The key is vaccination, they say, and once a certain threshold has been reached, the new strategy can be deployed. Singapore expects to have two-thirds of its population fully vaccinated by early August.
Under the “new normal,” they would seek to tame Covid-19, not vanquish it. The vaccines provide nearly 100% effectiveness against severe illness or death, so even though some people may still get the disease, the symptoms will be mild, and they can recover at home, just as they do now for colds and the flu.
A big change – and hopefully someone in Malaysia will see this – is that Singapore would stop reporting daily new case numbers.
“Instead of monitoring Covid-19 infection numbers every day, we will focus on the outcomes: how many fall very sick, how many in the intensive care unit, how many need to be intubated for oxygen, and so on. This is like how we now monitor influenza.”

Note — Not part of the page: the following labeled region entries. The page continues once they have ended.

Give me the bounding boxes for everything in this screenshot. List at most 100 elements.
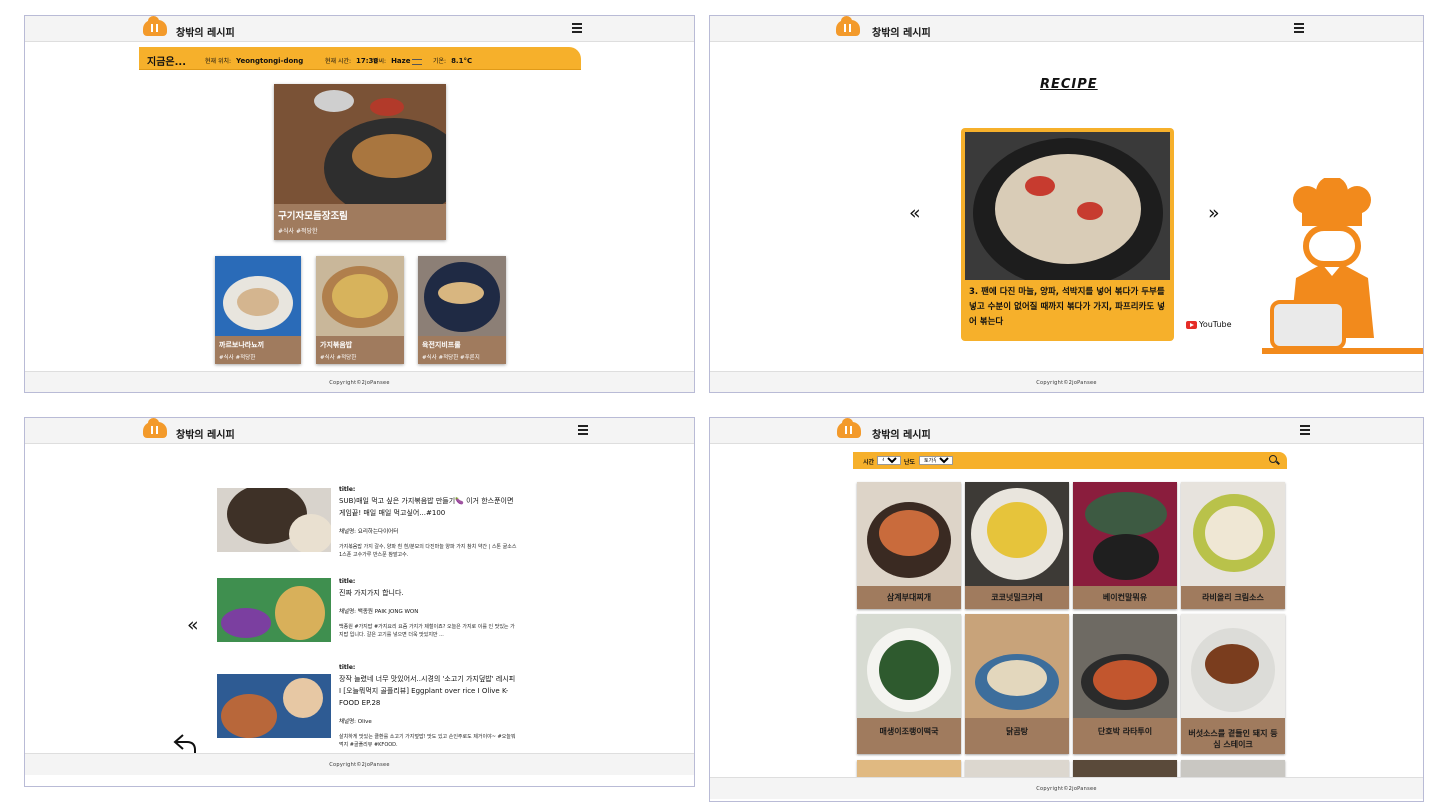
youtube-label: YouTube xyxy=(1199,320,1232,329)
footer: Copyright©2joPansee xyxy=(25,371,694,392)
temp-value: 8.1°C xyxy=(451,57,473,65)
cloud-utensils-icon[interactable] xyxy=(837,418,861,438)
recipe-card[interactable]: 까르보나라뇨끼 #식사 #적당한 xyxy=(215,256,301,364)
footer: Copyright©2joPansee xyxy=(710,777,1423,799)
header: 창밖의 레시피 xyxy=(25,16,694,42)
recipe-heading: RECIPE xyxy=(1040,77,1098,92)
location-value: Yeongtongi-dong xyxy=(236,57,304,65)
recipe-card[interactable]: 육전지비프롤 #식사 #적당한 #푸른지 xyxy=(418,256,506,364)
hamburger-icon[interactable] xyxy=(572,23,582,33)
video-list-item[interactable]: title: 진짜 가지가지 합니다. 채널명: 백종원 PAIK JONG W… xyxy=(217,578,517,658)
video-title: 진짜 가지가지 합니다. xyxy=(339,589,404,597)
cloud-utensils-icon[interactable] xyxy=(836,16,860,36)
temp-label: 기온: 8.1°C xyxy=(433,57,473,65)
recipe-card-title: 육전지비프롤 xyxy=(422,341,461,349)
youtube-link[interactable]: YouTube xyxy=(1186,320,1232,329)
video-list-screen: 창밖의 레시피 « title: SUB)매일 먹고 싶은 가지볶음밥 만들기🍆… xyxy=(24,417,695,787)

As we are now on day 467 of the “two-week” MCO (the first of which began on March 18, 2020), the current reality in Malaysia certainly suggests that the whole MCO-CMCO-MCO-FMCO approach is not working and is certainly not sustainable. On June 28, the Malaysian Employers Federation (MEF) called on the government to admit the lockdown wasn’t working – and end it.
“Perhaps the government needs to admit that the lockdown did not meet the desired results and therefore, should not be continued,” said MEF Executive Director Shamsuddin Bardan. “The government should allow all employers that are able to adhere to the SOPs to resume operations immediately to enable them to sustain their businesses.”
We agree with the growing number of business owners, trade groups, and everyday Malaysians who are calling for scrapping the endless lockdowns and movement restrictions and adopting a new strategy… not to defeat Covid-19, but to learn how to live with it.